Il vient juste de sortir dans la cour, je le rejoins.

« Bonjour Monsieur Bourgeois, comment allez-vous ?

  • Comment voulez-vous que j’aille ? ma tante vient de mourir !
  • Désolée ma question est inappropriée. J’ai su que, grâce à vous, vos tantes ont pu passer du temps avec leur sœur et belle-sœur.
  • En effet, j’ai souvent fait le chemin entre Paris où je vis, Amiens, Saint-Pol-sur-Mer et Calais depuis début septembre.
  • La santé de votre tante s’est vite dégradée.
  • Oui, et elle ne voulait pas appeler le docteur ! Il nous a fallu une bonne dose de persévérance, la venue quotidienne de sa sœur Alice, celle de ma mère et de ses belles-sœurs pour la décider. Michelle, sa nièce, ne pouvait pas s’absenter, elle travaille.
  • Autant de personnes à son chevet a du lui faire prendre conscience de son état.
  • En effet, le 17 septembre, elle acceptait d‘appeler le médecin. C’était déjà trop tard, à cet âge la pneumonie ne pardonne pas. »

Il est rentré, sans un mot de plus, a pris deux enfants dans ses bras et est monté à l’étage. Catherine et Nadine le suivent dans les escaliers. Je n’ai pu lui poser aucune autre question.  Des rires cristallins descendent et lézardent le voile de tristesse. Quelques sourires se dessinent sur les visages. La vie continue, elle sera toujours la plus forte. D’un regard, je fais le tour de l’assistance. Les conversations se font à voix basses. La lueur des bougies éclaire le visage de Léonie. Dure au cœur tendre, elle sera conduite à sa dernière demeure par toute sa famille. Je remercie Margot pour son accueil et part discrètement.
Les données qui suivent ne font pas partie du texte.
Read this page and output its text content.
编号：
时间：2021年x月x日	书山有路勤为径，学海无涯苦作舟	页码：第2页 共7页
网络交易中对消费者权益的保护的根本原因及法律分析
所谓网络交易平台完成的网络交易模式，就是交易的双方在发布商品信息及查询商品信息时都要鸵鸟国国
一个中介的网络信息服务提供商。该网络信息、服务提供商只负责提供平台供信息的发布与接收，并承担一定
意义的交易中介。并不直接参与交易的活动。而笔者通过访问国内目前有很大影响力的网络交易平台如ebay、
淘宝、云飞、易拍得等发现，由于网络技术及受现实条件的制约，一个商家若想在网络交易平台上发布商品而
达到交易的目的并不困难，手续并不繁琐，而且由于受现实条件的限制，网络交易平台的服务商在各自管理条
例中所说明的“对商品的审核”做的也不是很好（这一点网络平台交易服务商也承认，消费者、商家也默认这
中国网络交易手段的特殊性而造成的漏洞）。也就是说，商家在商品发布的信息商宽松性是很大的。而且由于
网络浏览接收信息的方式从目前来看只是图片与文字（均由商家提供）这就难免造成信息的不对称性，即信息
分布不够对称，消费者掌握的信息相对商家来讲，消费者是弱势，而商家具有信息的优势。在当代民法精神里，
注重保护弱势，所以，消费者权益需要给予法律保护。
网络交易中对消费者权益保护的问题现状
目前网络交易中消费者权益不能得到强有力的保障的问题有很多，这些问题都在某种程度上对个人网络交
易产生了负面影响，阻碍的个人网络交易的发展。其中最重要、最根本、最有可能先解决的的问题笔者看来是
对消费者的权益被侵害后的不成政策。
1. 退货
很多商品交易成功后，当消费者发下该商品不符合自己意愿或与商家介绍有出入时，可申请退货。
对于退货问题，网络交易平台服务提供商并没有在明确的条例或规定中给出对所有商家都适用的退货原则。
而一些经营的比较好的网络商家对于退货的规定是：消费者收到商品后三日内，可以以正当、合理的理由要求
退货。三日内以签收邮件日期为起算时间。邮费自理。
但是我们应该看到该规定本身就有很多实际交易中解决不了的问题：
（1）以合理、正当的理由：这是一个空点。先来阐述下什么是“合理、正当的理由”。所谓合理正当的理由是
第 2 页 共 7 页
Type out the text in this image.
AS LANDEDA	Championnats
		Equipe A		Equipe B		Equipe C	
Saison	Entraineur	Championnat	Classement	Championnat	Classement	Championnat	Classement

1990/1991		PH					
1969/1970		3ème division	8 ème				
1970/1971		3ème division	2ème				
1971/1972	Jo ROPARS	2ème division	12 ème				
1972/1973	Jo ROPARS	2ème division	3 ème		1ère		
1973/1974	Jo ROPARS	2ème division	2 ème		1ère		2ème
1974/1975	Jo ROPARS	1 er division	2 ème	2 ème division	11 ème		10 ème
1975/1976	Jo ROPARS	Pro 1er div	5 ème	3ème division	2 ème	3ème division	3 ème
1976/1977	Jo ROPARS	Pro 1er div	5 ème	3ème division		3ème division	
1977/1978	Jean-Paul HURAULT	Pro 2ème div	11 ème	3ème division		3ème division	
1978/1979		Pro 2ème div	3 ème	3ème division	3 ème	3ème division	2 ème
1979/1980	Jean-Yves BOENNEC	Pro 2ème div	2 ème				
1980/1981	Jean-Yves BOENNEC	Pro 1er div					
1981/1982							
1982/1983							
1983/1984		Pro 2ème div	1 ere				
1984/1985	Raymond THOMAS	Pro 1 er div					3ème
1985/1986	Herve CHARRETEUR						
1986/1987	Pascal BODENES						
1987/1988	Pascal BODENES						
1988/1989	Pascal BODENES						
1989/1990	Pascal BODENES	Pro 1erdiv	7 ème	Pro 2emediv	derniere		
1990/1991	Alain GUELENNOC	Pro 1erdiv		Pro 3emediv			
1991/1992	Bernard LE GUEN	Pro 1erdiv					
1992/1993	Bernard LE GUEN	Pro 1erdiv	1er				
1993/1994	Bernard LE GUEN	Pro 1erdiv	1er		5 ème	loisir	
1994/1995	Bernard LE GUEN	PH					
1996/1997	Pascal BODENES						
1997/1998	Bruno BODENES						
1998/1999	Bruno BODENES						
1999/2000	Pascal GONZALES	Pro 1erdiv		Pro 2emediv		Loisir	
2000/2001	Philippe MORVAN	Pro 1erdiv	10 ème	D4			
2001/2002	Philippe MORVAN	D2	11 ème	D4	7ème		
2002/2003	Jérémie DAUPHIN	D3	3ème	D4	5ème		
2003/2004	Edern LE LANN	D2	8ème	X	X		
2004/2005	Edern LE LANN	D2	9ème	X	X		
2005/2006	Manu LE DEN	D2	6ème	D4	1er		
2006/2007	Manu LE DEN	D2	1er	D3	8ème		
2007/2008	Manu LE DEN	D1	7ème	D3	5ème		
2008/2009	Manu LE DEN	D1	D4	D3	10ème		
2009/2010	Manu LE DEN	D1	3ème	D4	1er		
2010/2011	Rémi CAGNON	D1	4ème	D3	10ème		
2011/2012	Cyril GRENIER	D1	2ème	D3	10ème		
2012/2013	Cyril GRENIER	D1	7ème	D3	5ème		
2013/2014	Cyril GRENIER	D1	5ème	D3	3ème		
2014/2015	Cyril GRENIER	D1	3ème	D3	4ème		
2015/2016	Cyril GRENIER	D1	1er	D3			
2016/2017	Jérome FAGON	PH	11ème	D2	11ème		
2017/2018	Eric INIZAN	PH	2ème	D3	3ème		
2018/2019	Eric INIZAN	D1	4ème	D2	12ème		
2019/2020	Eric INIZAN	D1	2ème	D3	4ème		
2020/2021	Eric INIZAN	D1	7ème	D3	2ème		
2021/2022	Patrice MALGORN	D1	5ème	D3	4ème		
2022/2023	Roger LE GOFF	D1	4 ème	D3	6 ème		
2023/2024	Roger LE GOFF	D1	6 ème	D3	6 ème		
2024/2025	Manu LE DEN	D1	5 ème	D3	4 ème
Le vent s’est levé, le soleil pointe parcimonieusement ses rayons au travers d’une abondance de nuages filant à toute allure vers l’est. J’ajuste mon cache-nez, rattrape mon chapeau et reprend le chemin vers mon domicile.

Anaïs et Fernand ont eu deux enfants : André et une fille (Mme Troy-Bourgeois) présents à l’enterrement.

Berthe Huret épouse Durieux, la fille de Berthe, n’est pas citée.